Collecting Pretty Rocks
To me there has been a life-long fascination about a rock with unusual color or shape.
While others go to the beach and nap on blankets to tan, I enjoy walking the beach to see what new treasures might have been washed up with the incoming waves. Driftwood with unique shape, bits of broken colored glass with edges rounded smooth by the waves are sought because they might fit nicely with sand dollars, bits of coral and small sea shells. Together they could make an attractive corkboard collage. It is the intricately colored rocks that I find polished by interaction with the sand and waves that are my most sought after treasures on most days however.

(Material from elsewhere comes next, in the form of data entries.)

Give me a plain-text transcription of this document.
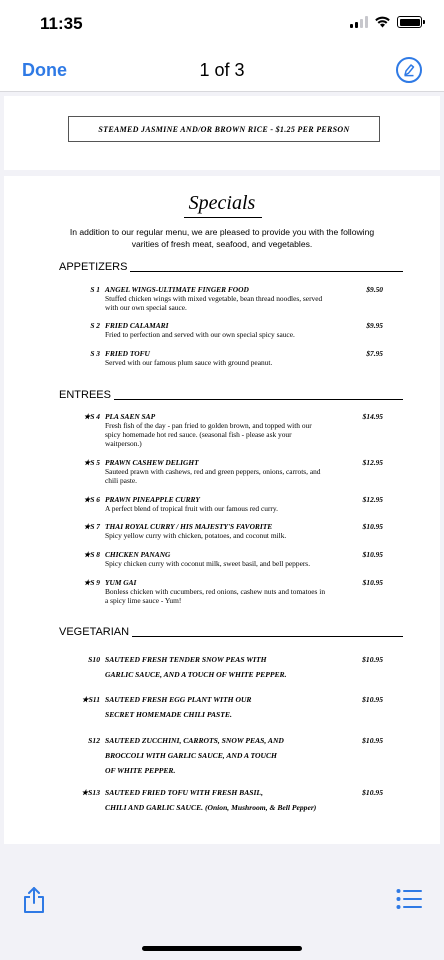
11:35
Done	1 of 3
STEAMED JASMINE AND/OR BROWN RICE - $1.25 PER PERSON
Specials
In addition to our regular menu, we are pleased to provide you with the following
varities of fresh meat, seafood, and vegetables.
APPETIZERS
S 1 ANGEL WINGS-ULTIMATE FINGER FOOD	$9.50
Stuffed chicken wings with mixed vegetable, bean thread noodles, served
with our own special sauce.
S 2 FRIED CALAMARI	$9.95
Fried to perfection and served with our own special spicy sauce.
S 3 FRIED TOFU	$7.95
Served with our famous plum sauce with ground peanut.
ENTREES
★S 4 PLA SAEN SAP	$14.95
Fresh fish of the day - pan fried to golden brown, and topped with our
spicy homemade hot red sauce. (seasonal fish - please ask your
waitperson.)
★S 5 PRAWN CASHEW DELIGHT	$12.95
Sauteed prawn with cashews, red and green peppers, onions, carrots, and
chili paste.
★S 6 PRAWN PINEAPPLE CURRY	$12.95
A perfect blend of tropical fruit with our famous red curry.
★S 7 THAI ROYAL CURRY / HIS MAJESTY'S FAVORITE	$10.95
Spicy yellow curry with chicken, potatoes, and coconut milk.
★S 8 CHICKEN PANANG	$10.95
Spicy chicken curry with coconut milk, sweet basil, and bell peppers.
★S 9 YUM GAI	$10.95
Bonless chicken with cucumbers, red onions, cashew nuts and tomatoes in
a spicy lime sauce - Yum!
VEGETARIAN
S10	$10.95
SAUTEED FRESH TENDER SNOW PEAS WITH
GARLIC SAUCE, AND A TOUCH OF WHITE PEPPER.
★S11	$10.95
SAUTEED FRESH EGG PLANT WITH OUR
SECRET HOMEMADE CHILI PASTE.
S12	$10.95
SAUTEED ZUCCHINI, CARROTS, SNOW PEAS, AND
BROCCOLI WITH GARLIC SAUCE, AND A TOUCH
OF WHITE PEPPER.
★S13	$10.95
SAUTEED FRIED TOFU WITH FRESH BASIL,
CHILI AND GARLIC SAUCE. (Onion, Mushroom, & Bell Pepper)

Each colored stone that I find tells its own little story. My stones need not be valuable agates or mineral rock to catch my eye, they just need to be interesting. Some rocks have holes in they that appear to have been drilled by a powerful boring insect, others have edges that might have separated the stone from a vein of mineral or chipped off from where layered ancient deposit formed above or below them. Were the stones part of an ancient volcano? How old might they be? How far have the waves and currents carried them from their original formation? Perhaps I have a mission this day such as collecting rocks for each of the great lakes and making them into a stepping stone to prove that we were there. Possibly they will line flower beds or just added to driveway gravel to give it some variety? Some rock collectors fastidiously research and identify the many specimens they collect. Those that do usually have many back-up jars of material just in case they come up with a marketing ploy that will give them value. I enjoy running into estate sales that display a true rock hound’s life work.
The beach is not the only place that I go to collect my pretty rocks. Eastern Washington has places to pan for gold, look for petrified wood, silver, copper, and many types of agates. Several years ago, Linda and I watched programming on the Discovery Channel that identified places where you could go to discover and collect your own mineral wealth, usually with the help of a business entrepreneur. We have traveled to Murfreesboro Arkansas to dig for diamonds at Crater of Diamonds State Park, to California to pan gold, and to northern Nevada to search out opal. We came back with valuable treasures from each outing. We keep flakes of real gold and pieces of opal on displays in little jars in our kitchen window. Each was collected with our own toil and effort. Our diamond, the size of a baseball, was unfortunately made of glass and collected from the gift shop. It was a souvenir all the same, bringing back fun memories of the trip. Our twenty-dollar souvenir was taken by a young burglar, later caught, lending credibility to its authentic appearance. We intend to replace it someday because the sight of it brought back pleasant memories. We were grateful that the original giant glass diamond distracted the thief from other more valuable items that would have been much harder to replace.
The key to continuing to collect and gather great rocks is to have a use for our finds.
Petrified wood lines flower beds along with less valuable iron pyrite and quartz. We decorate our fish pond with shells and rocks from the water such as Petoskey stone and sprinkle in a few arrow heads just for interest.